Guest post by Alexa Gray.  For more of her writing and photography, check out and


Herbalism is vast, and many dedicate their lives to learning this trade. But we don’t have to be an expert to reap the benefits of medicinal plants and herbs; we can introduce them into our home in a simple way. For many of us, we lead such busy lives that creating rituals and incorporating plants and foods that protect and equip our bodies to handle such stress is essential. My ritual has developed over time, but it started with experimenting with teas and tonics. When we are inspired to do something, we are more likely to incorporate that into our daily habit. This is what happened for me and it brought nature into my kitchen and into my life in such a profound way.
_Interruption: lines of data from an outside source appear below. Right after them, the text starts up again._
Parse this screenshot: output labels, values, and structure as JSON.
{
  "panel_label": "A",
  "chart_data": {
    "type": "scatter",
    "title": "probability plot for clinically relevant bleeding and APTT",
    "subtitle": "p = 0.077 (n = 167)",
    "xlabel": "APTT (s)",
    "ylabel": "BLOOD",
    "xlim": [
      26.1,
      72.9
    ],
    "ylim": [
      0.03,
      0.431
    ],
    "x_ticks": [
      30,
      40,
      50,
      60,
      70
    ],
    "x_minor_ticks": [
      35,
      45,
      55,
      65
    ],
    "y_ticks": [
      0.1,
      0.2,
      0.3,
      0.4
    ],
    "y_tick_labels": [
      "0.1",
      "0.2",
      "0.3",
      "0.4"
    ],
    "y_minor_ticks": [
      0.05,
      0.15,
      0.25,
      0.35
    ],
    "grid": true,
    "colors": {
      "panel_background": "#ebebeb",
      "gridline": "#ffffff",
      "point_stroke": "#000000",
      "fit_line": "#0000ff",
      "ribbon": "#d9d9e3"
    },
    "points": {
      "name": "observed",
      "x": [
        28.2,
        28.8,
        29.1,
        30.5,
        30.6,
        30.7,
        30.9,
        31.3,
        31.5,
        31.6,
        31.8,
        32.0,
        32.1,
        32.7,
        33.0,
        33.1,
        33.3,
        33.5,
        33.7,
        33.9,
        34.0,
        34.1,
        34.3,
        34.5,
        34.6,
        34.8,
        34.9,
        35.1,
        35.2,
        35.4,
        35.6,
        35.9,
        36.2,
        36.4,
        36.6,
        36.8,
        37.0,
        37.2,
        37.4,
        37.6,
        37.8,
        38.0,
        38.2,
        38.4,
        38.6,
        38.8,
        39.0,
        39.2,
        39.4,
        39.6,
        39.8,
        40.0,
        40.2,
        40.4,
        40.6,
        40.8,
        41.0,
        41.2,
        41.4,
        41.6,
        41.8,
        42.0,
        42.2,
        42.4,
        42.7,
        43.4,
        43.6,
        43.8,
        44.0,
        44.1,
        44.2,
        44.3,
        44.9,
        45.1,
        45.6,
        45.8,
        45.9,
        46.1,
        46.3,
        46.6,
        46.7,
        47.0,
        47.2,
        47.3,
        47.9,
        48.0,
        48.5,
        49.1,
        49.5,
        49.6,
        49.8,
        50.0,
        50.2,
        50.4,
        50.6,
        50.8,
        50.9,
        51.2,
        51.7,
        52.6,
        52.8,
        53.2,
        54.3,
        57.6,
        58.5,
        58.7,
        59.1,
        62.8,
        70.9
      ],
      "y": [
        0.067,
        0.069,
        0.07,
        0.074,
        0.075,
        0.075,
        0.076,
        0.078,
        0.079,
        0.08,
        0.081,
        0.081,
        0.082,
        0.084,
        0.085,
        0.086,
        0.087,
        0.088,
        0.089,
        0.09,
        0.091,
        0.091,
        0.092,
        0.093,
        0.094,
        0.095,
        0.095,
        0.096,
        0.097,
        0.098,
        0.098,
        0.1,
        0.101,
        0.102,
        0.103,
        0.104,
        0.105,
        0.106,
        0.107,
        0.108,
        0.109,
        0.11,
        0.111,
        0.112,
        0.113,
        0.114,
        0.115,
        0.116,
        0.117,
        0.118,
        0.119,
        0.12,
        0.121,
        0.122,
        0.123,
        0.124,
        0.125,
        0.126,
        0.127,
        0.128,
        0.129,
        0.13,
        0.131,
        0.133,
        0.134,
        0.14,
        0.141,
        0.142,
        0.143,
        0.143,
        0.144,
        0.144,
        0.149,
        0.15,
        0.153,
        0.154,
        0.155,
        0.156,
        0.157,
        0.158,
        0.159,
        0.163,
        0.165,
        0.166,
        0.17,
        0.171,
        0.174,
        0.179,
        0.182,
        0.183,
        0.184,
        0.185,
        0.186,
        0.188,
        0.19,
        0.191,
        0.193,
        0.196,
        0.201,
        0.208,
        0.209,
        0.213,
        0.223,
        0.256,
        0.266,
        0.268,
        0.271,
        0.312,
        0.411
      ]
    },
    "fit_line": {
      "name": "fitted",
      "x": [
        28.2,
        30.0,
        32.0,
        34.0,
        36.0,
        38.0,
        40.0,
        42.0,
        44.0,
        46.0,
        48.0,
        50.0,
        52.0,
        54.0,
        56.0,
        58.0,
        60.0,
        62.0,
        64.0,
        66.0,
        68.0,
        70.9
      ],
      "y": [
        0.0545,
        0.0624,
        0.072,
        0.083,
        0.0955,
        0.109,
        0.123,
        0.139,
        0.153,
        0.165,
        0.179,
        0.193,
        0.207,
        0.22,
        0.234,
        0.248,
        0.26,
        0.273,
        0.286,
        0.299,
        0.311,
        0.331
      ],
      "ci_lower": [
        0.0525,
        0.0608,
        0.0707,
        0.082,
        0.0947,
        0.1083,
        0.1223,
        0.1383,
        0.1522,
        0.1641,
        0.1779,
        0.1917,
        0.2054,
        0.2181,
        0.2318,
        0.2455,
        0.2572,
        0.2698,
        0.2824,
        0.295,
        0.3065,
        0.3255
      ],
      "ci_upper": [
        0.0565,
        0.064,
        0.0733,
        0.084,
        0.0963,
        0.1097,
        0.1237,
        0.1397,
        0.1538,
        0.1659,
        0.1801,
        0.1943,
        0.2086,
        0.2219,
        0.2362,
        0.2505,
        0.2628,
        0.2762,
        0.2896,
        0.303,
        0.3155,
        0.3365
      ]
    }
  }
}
Years ago, I discovered a loose rose bud bag on the shelves of Ron Teeguarden’s Santa Monica storefront. They were so beautiful, bright, floral pink with rich pigments of red. I took the bag of French rosebuds home with me and infused them into a pot of boiling water. I dropped the buds into the water and I watched them dance among the surface (with rose, I discovered that it’s best to let it sit and infuse the warm water for at least ten minutes to really reap the health benefits and sip the true taste). After the hot water turned light pink I strained the tea into a large mason jar. I took one sip and immediately felt a sense of calm – the kind of calm we could benefit from in this busy world of ours. This happens with many herbs if you know which one’s to use.


There are many different groups and classifications of herbs, but currently I’ve been working with the nervines and adaptogens, which are known for their ability to calm the nervous system and adapt the body to handling stress. 

NERVINES INCLUDE: oat tops, skullcap, chamomile, lavender, lemon balm, catnip, California poppy, passionflower, hops, and valerian.

ADAPTOGENS INCLUDE: Shisandra berries, Holy Basil or Tulsi, Eleuthero Root, Ginseng, Rhodiola, and Reishi Mushroom.

I do advise consulting with an herbalist before taking herbs because some herbs contraindicate other plants or medications that you may be consuming. When you have the green light, it becomes incredibly fun and empowering to experiment in the kitchen. Always start slowly, and work your way up from there.

With an adaptopgen like shisandra berry, the taste is quite tart and astringenent (good for detoxification) and I can tell when my body has had enough. Just as we sense our “fullness” when we eat, if you slow down you can get in touch with how the plant is affecting you. So pay attention and enjoy the journey with plants.


1. Have fun and experiment (but always consult an herbalist first)

2. Keep your herbs fresh and out in beautiful displays so you will be inspired to use them.

3. Try adding them to every day items such as honey and olive oil.


4. Add them to your water and drink water regularly throughout the day.

5. Let your body be your guide. Watch how the herbs transform your state and pay attention to what your body likes or is craving. You can keep a journal of notes so you can track this process.